The Interim Guidance indicates support for:

•       listing the primary activities provided by the facility operators unless there is good reason not to;

•       reframing complementary activities as an inclusive list of "activities compatible with" the primary activities, to cater for non-listed activities;

•       the proposed three-tiered assessment framework for noise levels;

•       precinct-specific noise, lighting and transport management controls;

•       interface control areas as recommended by each operator, unless there is good reason to move from those recommendations; and

•       building height and height to boundary limits at a suitable level to enable primary activities on each site.

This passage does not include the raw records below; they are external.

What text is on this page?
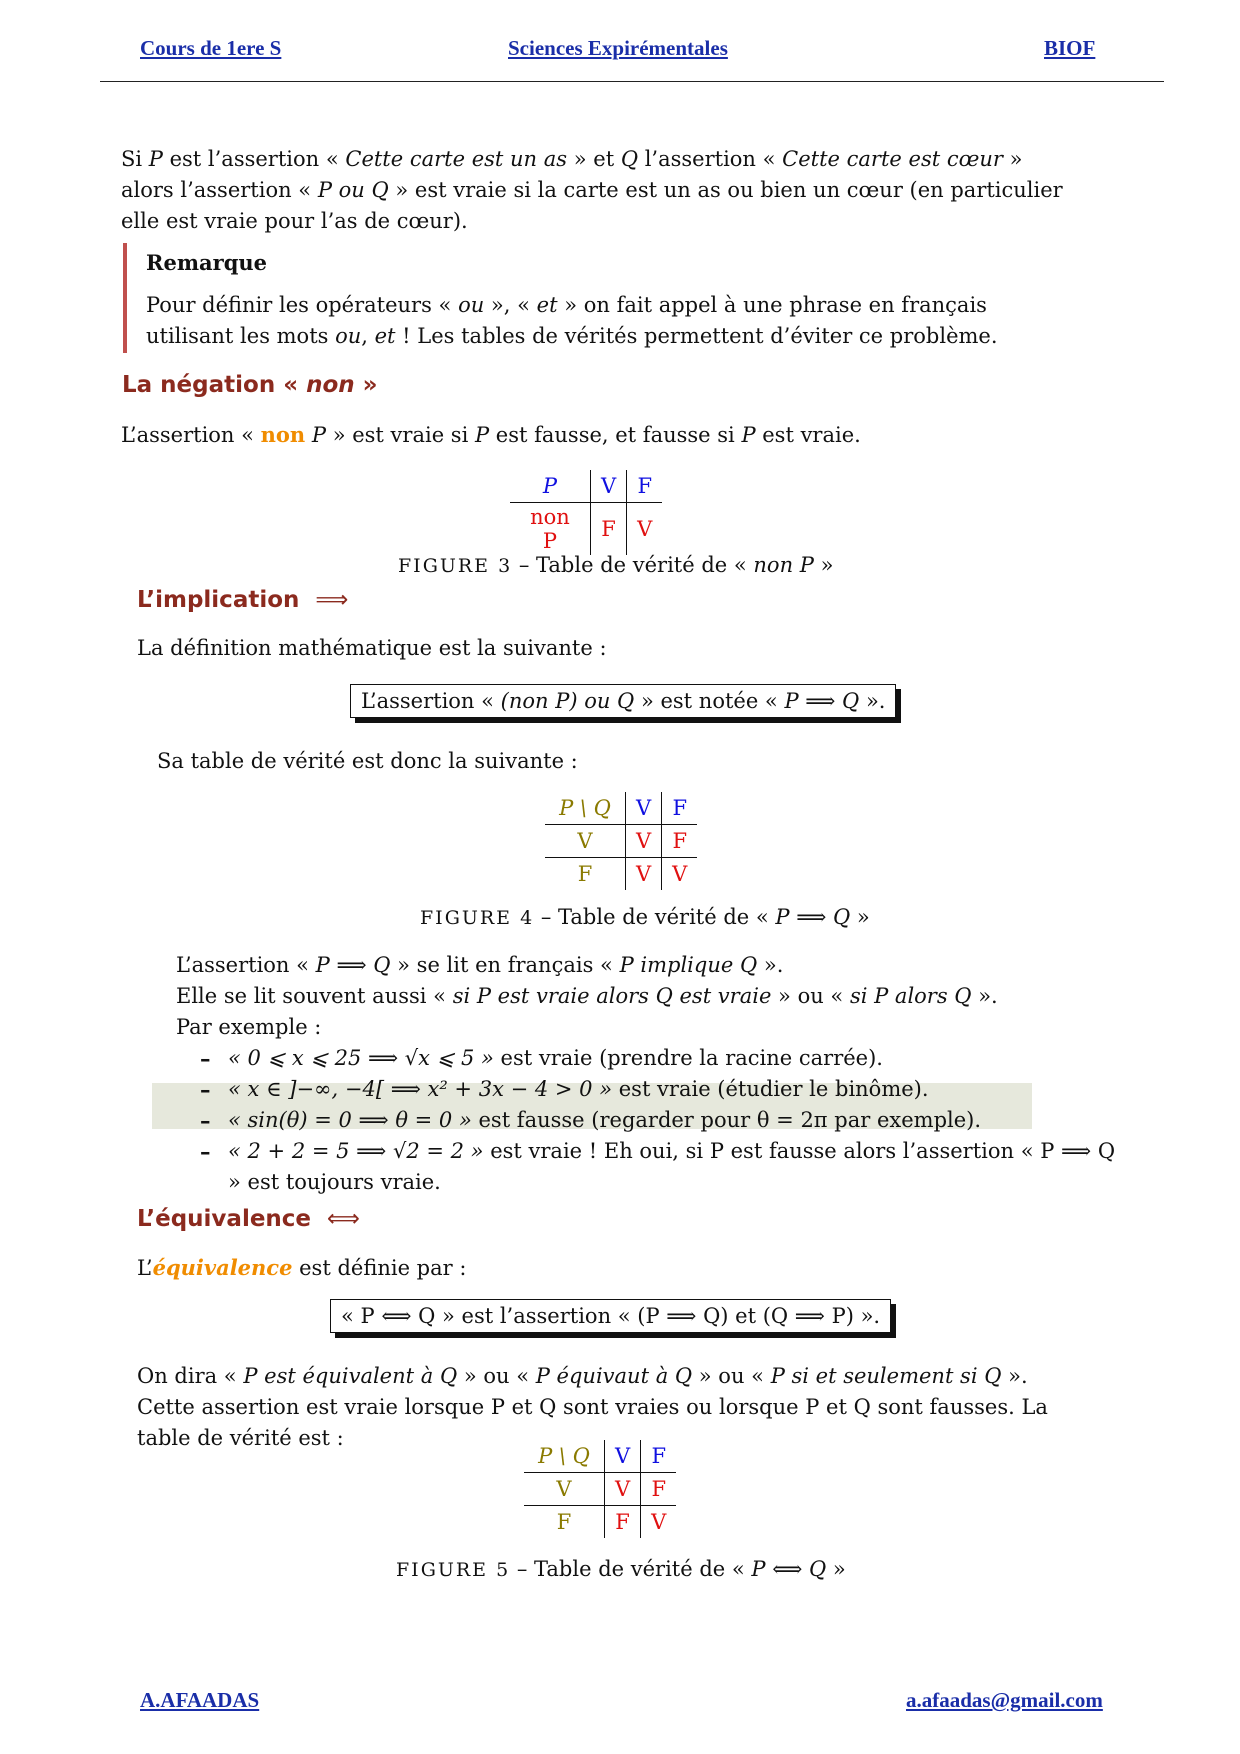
Cours de 1ere S	Sciences Expirémentales	BIOF
Si P est l’assertion « Cette carte est un as » et Q l’assertion « Cette carte est cœur » alors l’assertion « P ou Q » est vraie si la carte est un as ou bien un cœur (en particulier elle est vraie pour l’as de cœur).
Remarque
Pour définir les opérateurs « ou », « et » on fait appel à une phrase en français utilisant les mots ou, et ! Les tables de vérités permettent d’éviter ce problème.
La négation « non »
L’assertion « non P » est vraie si P est fausse, et fausse si P est vraie.
P	V	F
non P	F	V
FIGURE 3 – Table de vérité de « non P »
L’implication ⟹
La définition mathématique est la suivante :
L’assertion « (non P) ou Q » est notée « P ⟹ Q ».
Sa table de vérité est donc la suivante :
P \ Q	V	F
V	V	F
F	V	V
FIGURE 4 – Table de vérité de « P ⟹ Q »
L’assertion « P ⟹ Q » se lit en français « P implique Q ».
Elle se lit souvent aussi « si P est vraie alors Q est vraie » ou « si P alors Q ».
Par exemple :
– « 0 ⩽ x ⩽ 25 ⟹ √x ⩽ 5 » est vraie (prendre la racine carrée).
– « x ∈ ]−∞, −4[ ⟹ x² + 3x − 4 > 0 » est vraie (étudier le binôme).
– « sin(θ) = 0 ⟹ θ = 0 » est fausse (regarder pour θ = 2π par exemple).
– « 2 + 2 = 5 ⟹ √2 = 2 » est vraie ! Eh oui, si P est fausse alors l’assertion « P ⟹ Q » est toujours vraie.
L’équivalence ⟺
L’équivalence est définie par :
« P ⟺ Q » est l’assertion « (P ⟹ Q) et (Q ⟹ P) ».
On dira « P est équivalent à Q » ou « P équivaut à Q » ou « P si et seulement si Q ». Cette assertion est vraie lorsque P et Q sont vraies ou lorsque P et Q sont fausses. La table de vérité est :
P \ Q	V	F
V	V	F
F	F	V
FIGURE 5 – Table de vérité de « P ⟺ Q »
A.AFAADAS	a.afaadas@gmail.com
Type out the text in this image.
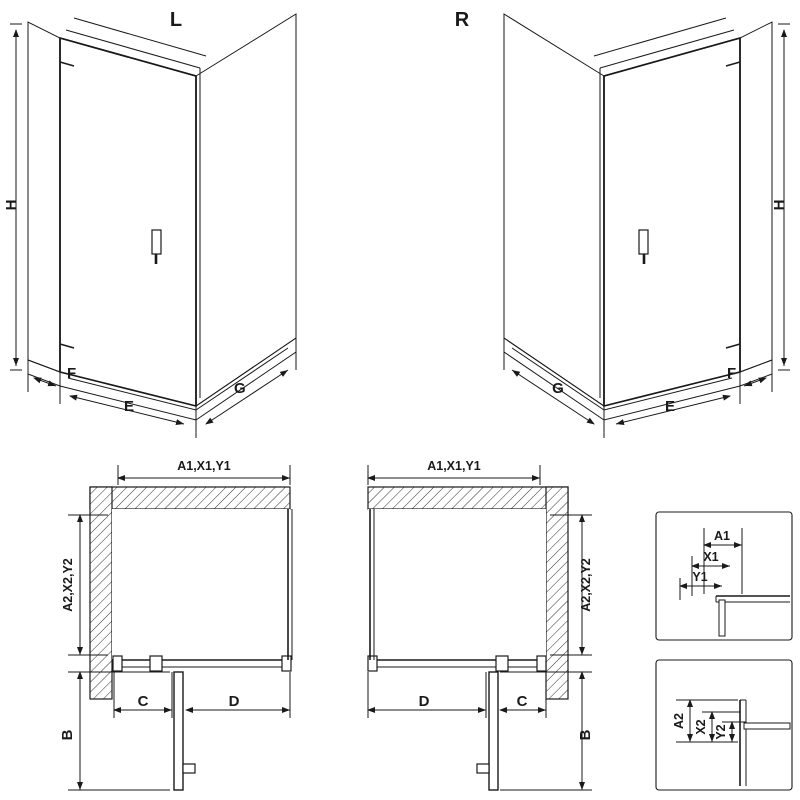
F
E
G
H
L
F
E
G
H
R
A1,X1,Y1
A2,X2,Y2
B
C	D
A1,X1,Y1
A2,X2,Y2
B
D	C
A1
X1
Y1
A2 X2 Y2
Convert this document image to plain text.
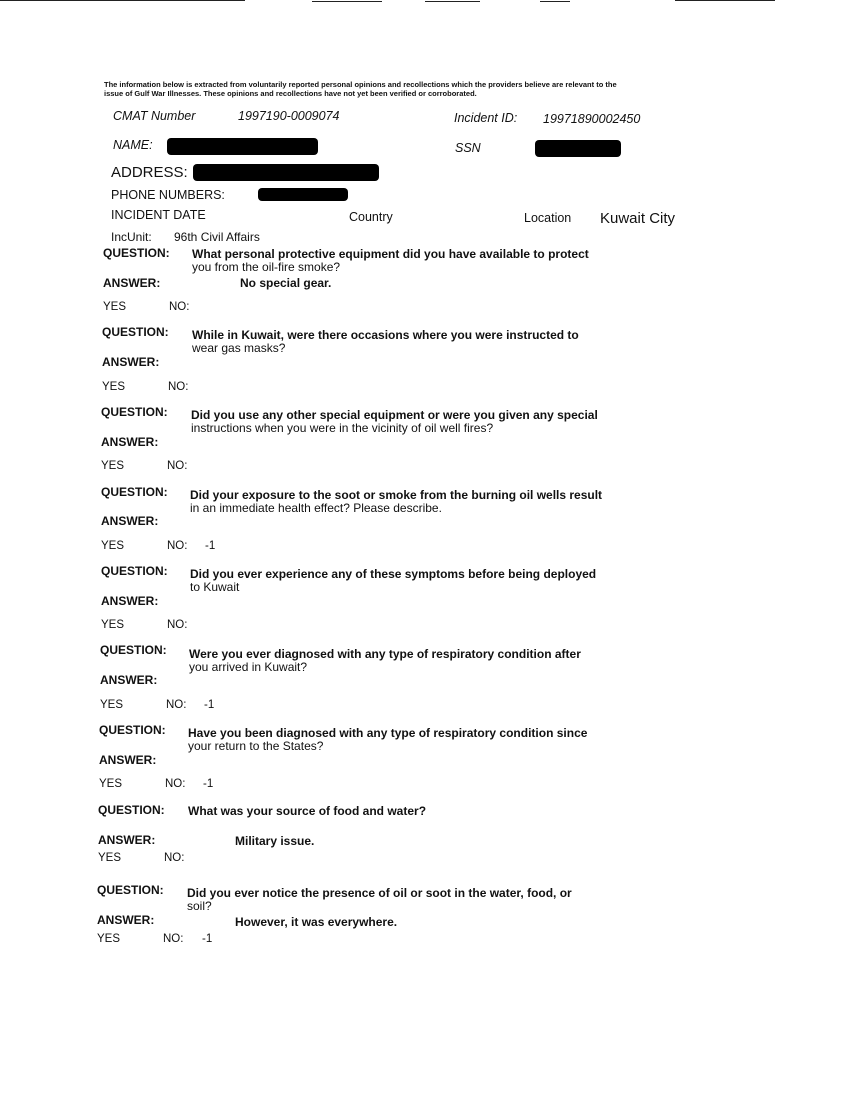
The information below is extracted from voluntarily reported personal opinions and recollections which the providers believe are relevant to the
issue of Gulf War Illnesses. These opinions and recollections have not yet been verified or corroborated.
CMAT Number	1997190-0009074	Incident ID: 19971890002450
NAME:	SSN
ADDRESS:
PHONE NUMBERS:
INCIDENT DATE	Country	Location Kuwait City
IncUnit: 96th Civil Affairs
QUESTION: What personal protective equipment did you have available to protect
you from the oil-fire smoke?
ANSWER:	No special gear.
YES	NO:
QUESTION: While in Kuwait, were there occasions where you were instructed to
wear gas masks?
ANSWER:
YES	NO:
QUESTION: Did you use any other special equipment or were you given any special
instructions when you were in the vicinity of oil well fires?
ANSWER:
YES	NO:
QUESTION: Did your exposure to the soot or smoke from the burning oil wells result
in an immediate health effect? Please describe.
ANSWER:
YES	NO: -1
QUESTION: Did you ever experience any of these symptoms before being deployed
to Kuwait
ANSWER:
YES	NO:
QUESTION: Were you ever diagnosed with any type of respiratory condition after
you arrived in Kuwait?
ANSWER:
YES	NO: -1
QUESTION: Have you been diagnosed with any type of respiratory condition since
your return to the States?
ANSWER:
YES	NO: -1
QUESTION: What was your source of food and water?
ANSWER:	Military issue.
YES	NO:
QUESTION: Did you ever notice the presence of oil or soot in the water, food, or
soil?
ANSWER:	However, it was everywhere.
YES	NO: -1
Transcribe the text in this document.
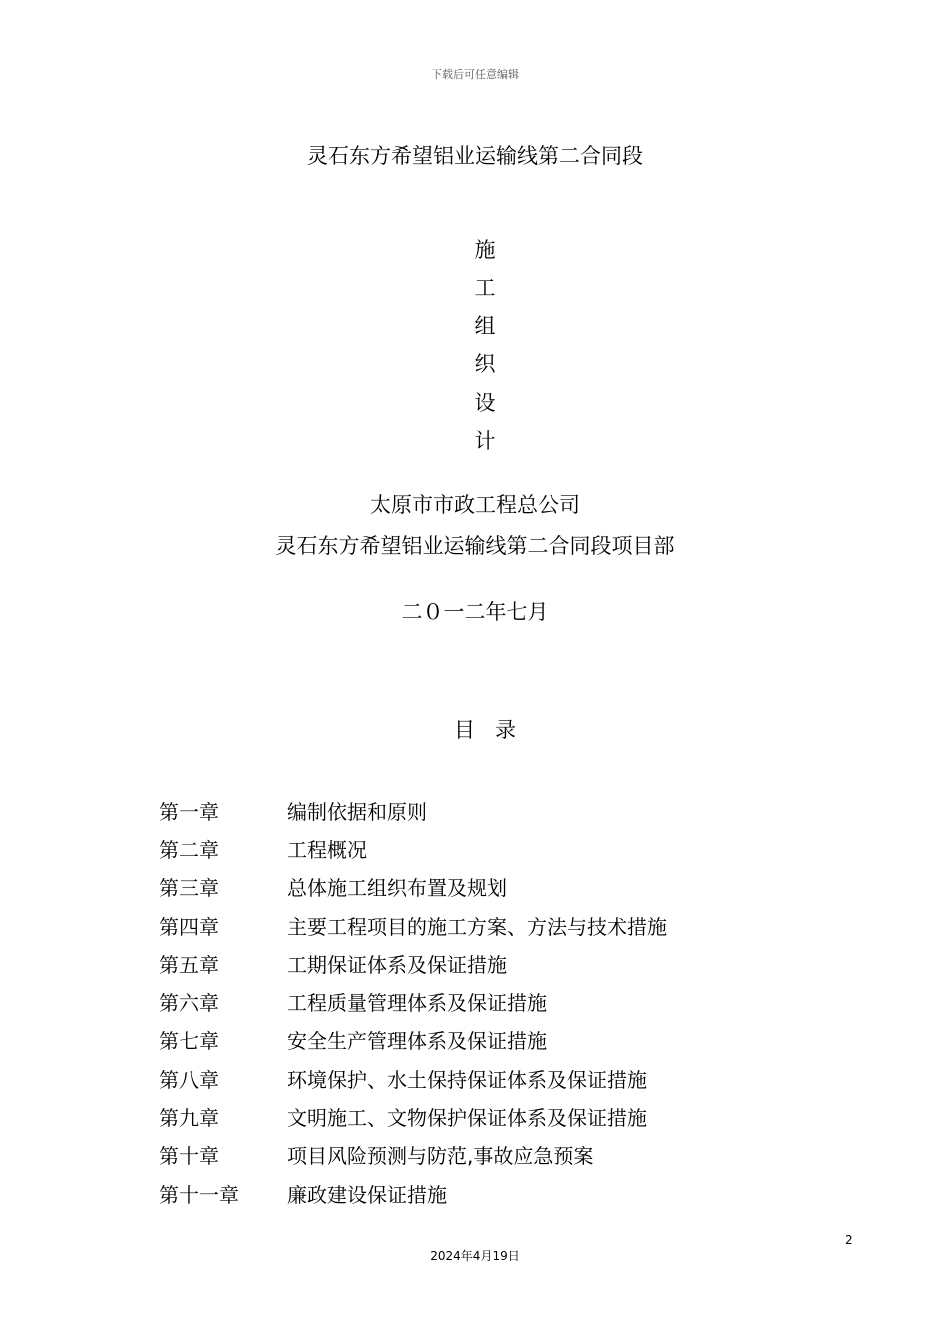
下载后可任意编辑
灵石东方希望铝业运输线第二合同段
施
工
组
织
设
计
太原市市政工程总公司
灵石东方希望铝业运输线第二合同段项目部
二０一二年七月
目录
第一章	编制依据和原则
第二章	工程概况
第三章	总体施工组织布置及规划
第四章	主要工程项目的施工方案、方法与技术措施
第五章	工期保证体系及保证措施
第六章	工程质量管理体系及保证措施
第七章	安全生产管理体系及保证措施
第八章	环境保护、水土保持保证体系及保证措施
第九章	文明施工、文物保护保证体系及保证措施
第十章	项目风险预测与防范,事故应急预案
第十一章	廉政建设保证措施
2
2024年4月19日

The Panel has also established a timeframe for the progress towards resolution of the outstanding matters as follows:

•       submitters to undertake direct discussions with Council by 14 October 2015;

•       Council to provide the Panel with a summary of agreements reached, a list of outstanding issues, and mediation track change versions of the precinct provisions by 16 October 2015;

•       the Panel will appoint a mediator and mediation will be held between 2 and 13 November 2015 (if required);

•       the outcome of the mediation will be reported to the Panel by the mediator;

•       closing statements are to be provided to the Panel by 20 November 2015; and

•       upon receipt of the mediation outcome and closing statements, the Panel will consider whether any further hearing time is necessary or desirable and parties will be informed accordingly.

The Interim Guidance provides strong support for outcomes that will achieve operational flexibility for Auckland's various major recreation facilities, including Auckland Zoo, MOTAT, and the sports stadia, over the life of the Unitary Plan.  In particular, the Guidance indicates support for an approach that recognises the unique characteristics of the limited number of major recreation facilities (17 precincts in total across Auckland) and their significance in providing for the recreational needs of a growing population. 

The guidance in its totality suggests that major recreational facilities, like other social infrastructure including hospitals, schools and tertiary institutions, require a plan framework that responds to both their unique functional requirements and their important role in providing for Auckland's social and economic well-being.  In turn those considerations justify a careful review of the level of control on potential effects sought to be imposed by the Council.